On Finding $\ell$-th Smallest Perfect Matchings

TL;DR

This paper presents a deterministic algorithm for finding the l-th smallest perfect matching in weighted graphs, establishes its equivalence to the Exact Cycle Sum problem, and explores its relation to the Shortest Odd Cycle problem.

Contribution

It introduces a deterministic l^{O(1)} algorithm for l-th smallest perfect matchings and links EWPM to the Exact Cycle Sum problem and Shortest Odd Cycle problem.

Findings

Deterministic algorithm for l-th smallest perfect matching in time n^{O(l)}

EWPM is equivalent to the Exact Cycle Sum problem under weight-preserving reductions

Identifies special cases linking EWPM to the Shortest Odd Cycle problem

Abstract

Given an undirected weighted graph $G$ and an integer $k$, Exact-Weight Perfect Matching (EWPM) is the problem of finding a perfect matching of weight exactly $k$ in $G$. In this paper, we study EWPM and its variants. The EWPM problem is famous, since in the case of unary encoded weights, Mulmuley, Vazirani, and Vazirani showed almost 40 years ago that the problem can be solved in randomized polynomial time. However, up to this date no derandomization is known.
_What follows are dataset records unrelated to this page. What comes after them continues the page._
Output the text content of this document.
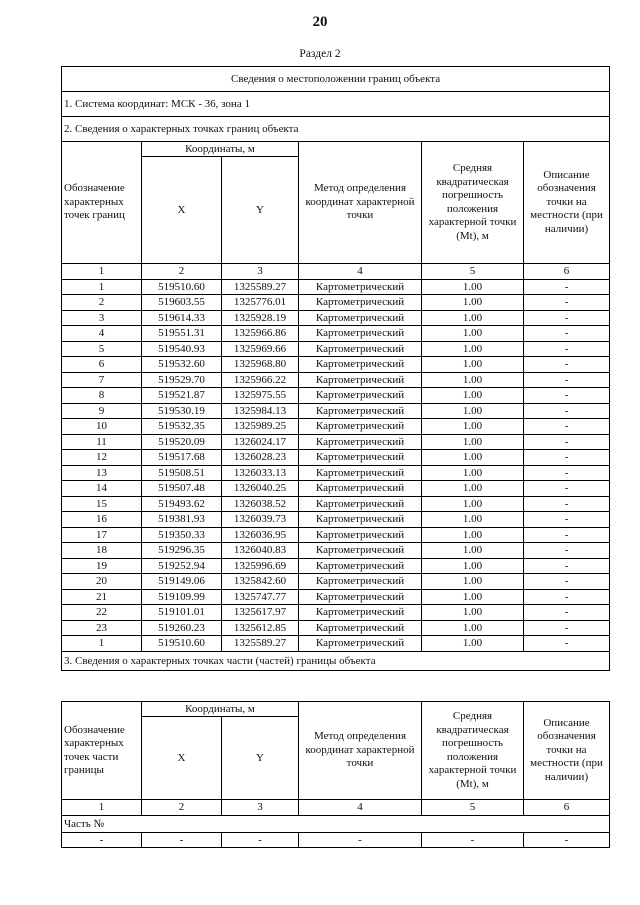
20
Раздел 2
Сведения о местоположении границ объекта					
1. Система координат: МСК - 36, зона 1					
2. Сведения о характерных точках границ объекта					
Обозначение характерных точек границ	Координаты, м		Метод определения координат характерной точки	Средняя квадратическая погрешность положения характерной точки (Mt), м	Описание обозначения точки на местности (при наличии)
	X	Y			
1	2	3	4	5	6
1	519510.60	1325589.27	Картометрический	1.00	-
2	519603.55	1325776.01	Картометрический	1.00	-
3	519614.33	1325928.19	Картометрический	1.00	-
4	519551.31	1325966.86	Картометрический	1.00	-
5	519540.93	1325969.66	Картометрический	1.00	-
6	519532.60	1325968.80	Картометрический	1.00	-
7	519529.70	1325966.22	Картометрический	1.00	-
8	519521.87	1325975.55	Картометрический	1.00	-
9	519530.19	1325984.13	Картометрический	1.00	-
10	519532.35	1325989.25	Картометрический	1.00	-
11	519520.09	1326024.17	Картометрический	1.00	-
12	519517.68	1326028.23	Картометрический	1.00	-
13	519508.51	1326033.13	Картометрический	1.00	-
14	519507.48	1326040.25	Картометрический	1.00	-
15	519493.62	1326038.52	Картометрический	1.00	-
16	519381.93	1326039.73	Картометрический	1.00	-
17	519350.33	1326036.95	Картометрический	1.00	-
18	519296.35	1326040.83	Картометрический	1.00	-
19	519252.94	1325996.69	Картометрический	1.00	-
20	519149.06	1325842.60	Картометрический	1.00	-
21	519109.99	1325747.77	Картометрический	1.00	-
22	519101.01	1325617.97	Картометрический	1.00	-
23	519260.23	1325612.85	Картометрический	1.00	-
1	519510.60	1325589.27	Картометрический	1.00	-
3. Сведения о характерных точках части (частей) границы объекта					
Обозначение характерных точек части границы	Координаты, м		Метод определения координат характерной точки	Средняя квадратическая погрешность положения характерной точки (Mt), м	Описание обозначения точки на местности (при наличии)
	X	Y			
1	2	3	4	5	6
Часть №					
-	-	-	-	-	-
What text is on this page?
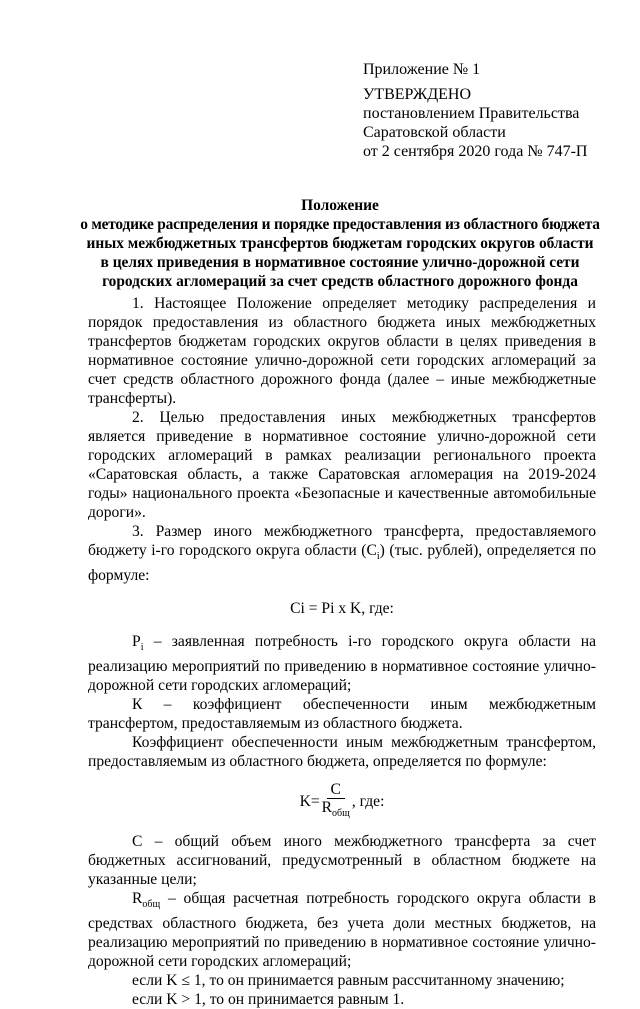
Приложение № 1
УТВЕРЖДЕНО
постановлением Правительства
Саратовской области
от 2 сентября 2020 года № 747-П
Положение
о методике распределения и порядке предоставления из областного бюджета
иных межбюджетных трансфертов бюджетам городских округов области
в целях приведения в нормативное состояние улично-дорожной сети
городских агломераций за счет средств областного дорожного фонда

1. Настоящее Положение определяет методику распределения и порядок предоставления из областного бюджета иных межбюджетных трансфертов бюджетам городских округов области в целях приведения в нормативное состояние улично-дорожной сети городских агломераций за счет средств областного дорожного фонда (далее – иные межбюджетные трансферты).

2. Целью предоставления иных межбюджетных трансфертов является приведение в нормативное состояние улично-дорожной сети городских агломераций в рамках реализации регионального проекта «Саратовская область, а также Саратовская агломерация на 2019-2024 годы» национального проекта «Безопасные и качественные автомобильные дороги».

3. Размер иного межбюджетного трансферта, предоставляемого бюджету i-го городского округа области $(C_i)$ (тыс. рублей), определяется по формуле:

Ci = Pi x K, где:

$P_i$ – заявленная потребность i-го городского округа области на реализацию мероприятий по приведению в нормативное состояние улично-дорожной сети городских агломераций;

К – коэффициент обеспеченности иным межбюджетным трансфертом, предоставляемым из областного бюджета.

Коэффициент обеспеченности иным межбюджетным трансфертом, предоставляемым из областного бюджета, определяется по формуле:

$K= \frac{C}{R_{общ}}$ , где:

C – общий объем иного межбюджетного трансферта за счет бюджетных ассигнований, предусмотренный в областном бюджете на указанные цели;

$R_{общ}$ – общая расчетная потребность городского округа области в средствах областного бюджета, без учета доли местных бюджетов, на реализацию мероприятий по приведению в нормативное состояние улично-дорожной сети городских агломераций;

если K ≤ 1, то он принимается равным рассчитанному значению;

если K > 1, то он принимается равным 1.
Our first result is a simple deterministic algorithm for EWPM that runs in time $n^{O(\ell)}$, where $\ell$ is the number of distinct weights that perfect matchings in $G$ can take. In fact, we show how to find an $\ell$-th smallest perfect matching in any weighted graph (even if the weights are encoded in binary, in which case EWPM in general is known to be NP-complete) in time $n^{O(\ell)}$ for any integer $\ell$. Similar next-to-optimal variants have also been studied recently for the shortest path problem. For our second result, we extend the list of problems that are known to be equivalent to EWPM. We show that EWPM is equivalent under a weight-preserving reduction to the Exact Cycle Sum problem (ECS) in undirected graphs with a conservative (i.e. no negative cycles) weight function. To the best of our knowledge, we are the first to study this problem. As a consequence, the latter problem is contained in RP if the weights are encoded in unary. Finally, we identify a special case of EWPM, called BCPM, which was recently studied by El Maalouly, Steiner and Wulf. We show that BCPM is equivalent under a weight-preserving transformation to another problem recently studied by Schlotter and Seb\H{o} as well as Geelen and Kapadia: the Shortest Odd Cycle problem (SOC) in undirected graphs with conservative weights.